# VW guy lost in an Audi world



## 89VWdieselGolf (Feb 22, 2004)

I've had my share of MkII's but now my uncle might be giving me his old audi 100. I THINK its a 100 but i cant remember for sure. I know its turbo'd and automatic. Either early 90's or late 80's. 
Are these the 5cyl motors? 
And does anyone have pics of these motors?
thanks,
Jeff


----------



## Steve Angry (Feb 7, 2000)

*Re: VW guy lost in an Audi world (89VWdieselGolf)*

It's most likely a 5000 turbo or a 200 turbo.
It has a 2.2 liter 5 clyinder motor(engine code MC or MC2) 
Steve


----------



## 89VWdieselGolf (Feb 22, 2004)

*Re: VW guy lost in an Audi world (Steve Angry)*

oh ok, thanks, i'll have to wait and see.
How much HP did those motors have?


----------



## [email protected] (Apr 9, 2004)

*Re: VW guy lost in an Audi world (89VWdieselGolf)*

This link should help jog your memory.








http://www.fourtitude.com/gall...%20C4)


----------



## PerL (Jan 9, 2001)

*Re: VW guy lost in an Audi world (89VWdieselGolf)*


_Quote, originally posted by *89VWdieselGolf* »_How much HP did those motors have?

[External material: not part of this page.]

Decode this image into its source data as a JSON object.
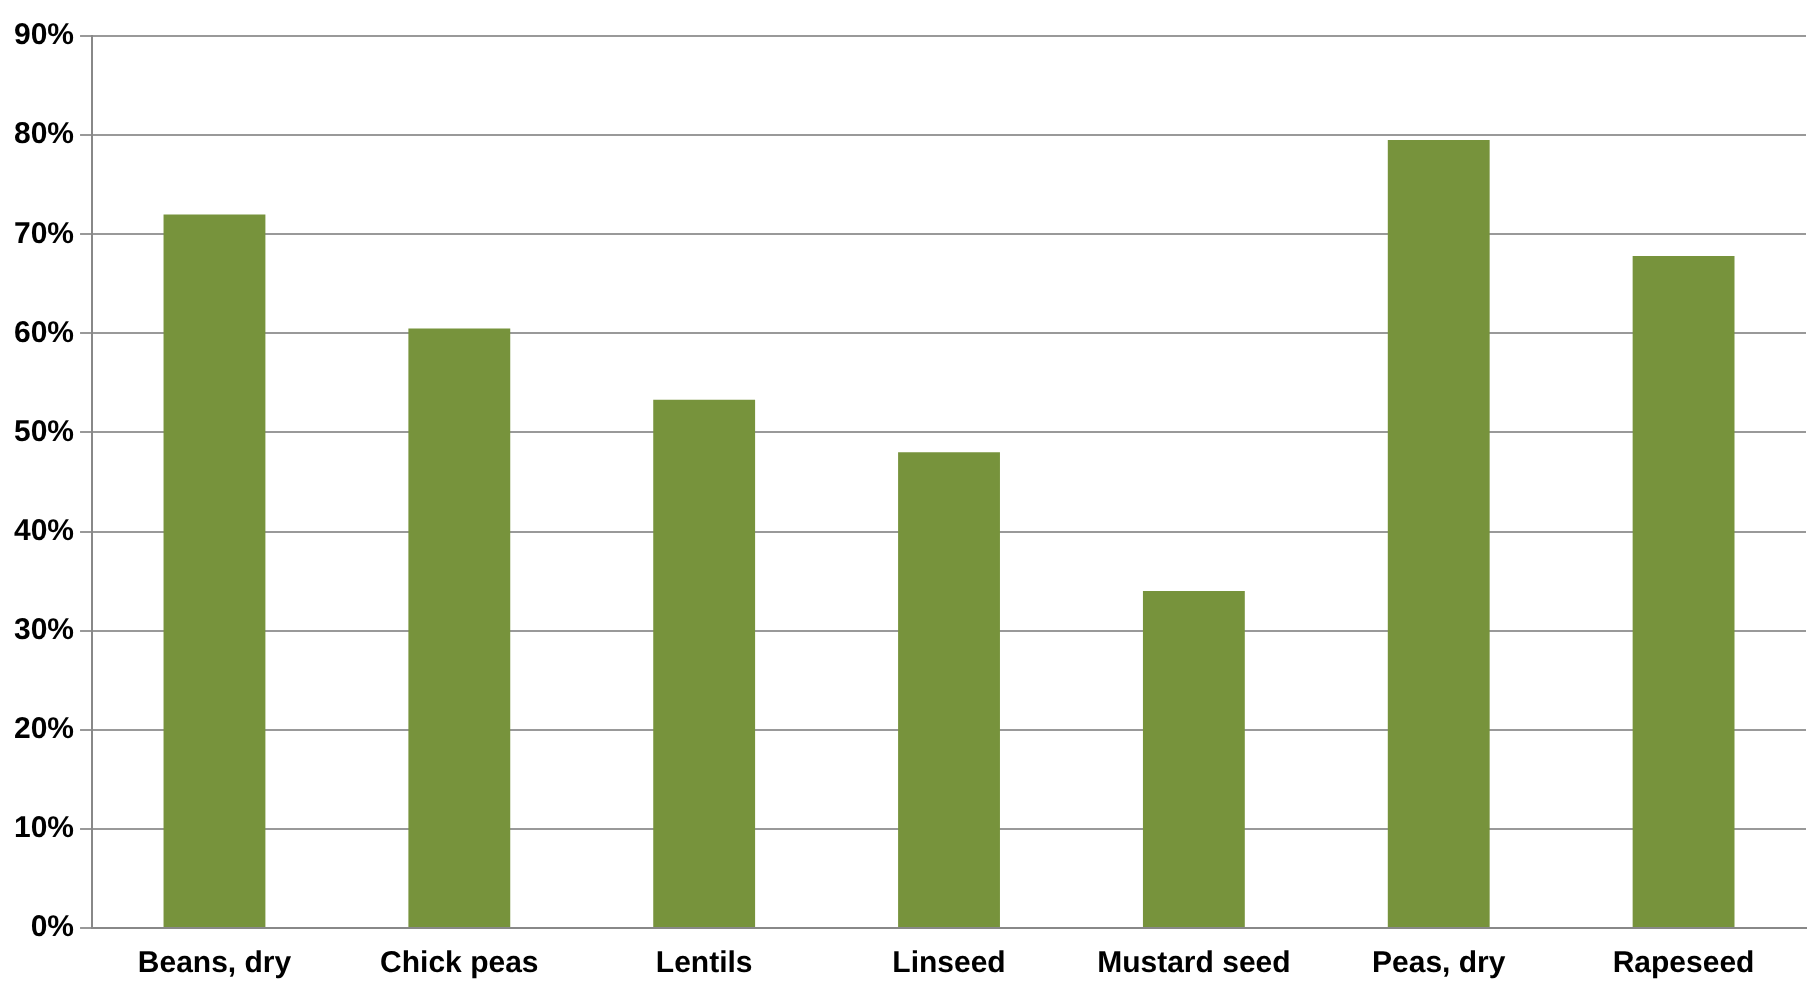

They made 165 hp, but have potential for 200+ without too much effort. The HUGE drawback about this car is the automatic transmission. They are very fragile, unfortunately. The typical problem is that the differential fluid (regular GL4 gear oil) seeps into the transmission housing and breaks down the ATF, which leads to failure.


----------



## 89VWdieselGolf (Feb 22, 2004)

*Re: VW guy lost in an Audi world (PerL)*

hmmm, wonder if this could be retro-fitted into a MkII


----------



## PerL (Jan 9, 2001)

*Re: VW guy lost in an Audi world (89VWdieselGolf)*


_Quote, originally posted by *89VWdieselGolf* »_hmmm, wonder if this could be retro-fitted into a MkII

The turbo engine? Not without creative modifications. Just look under the hood of your Mk2 and imagine another 4-6" of length to the engine.


----------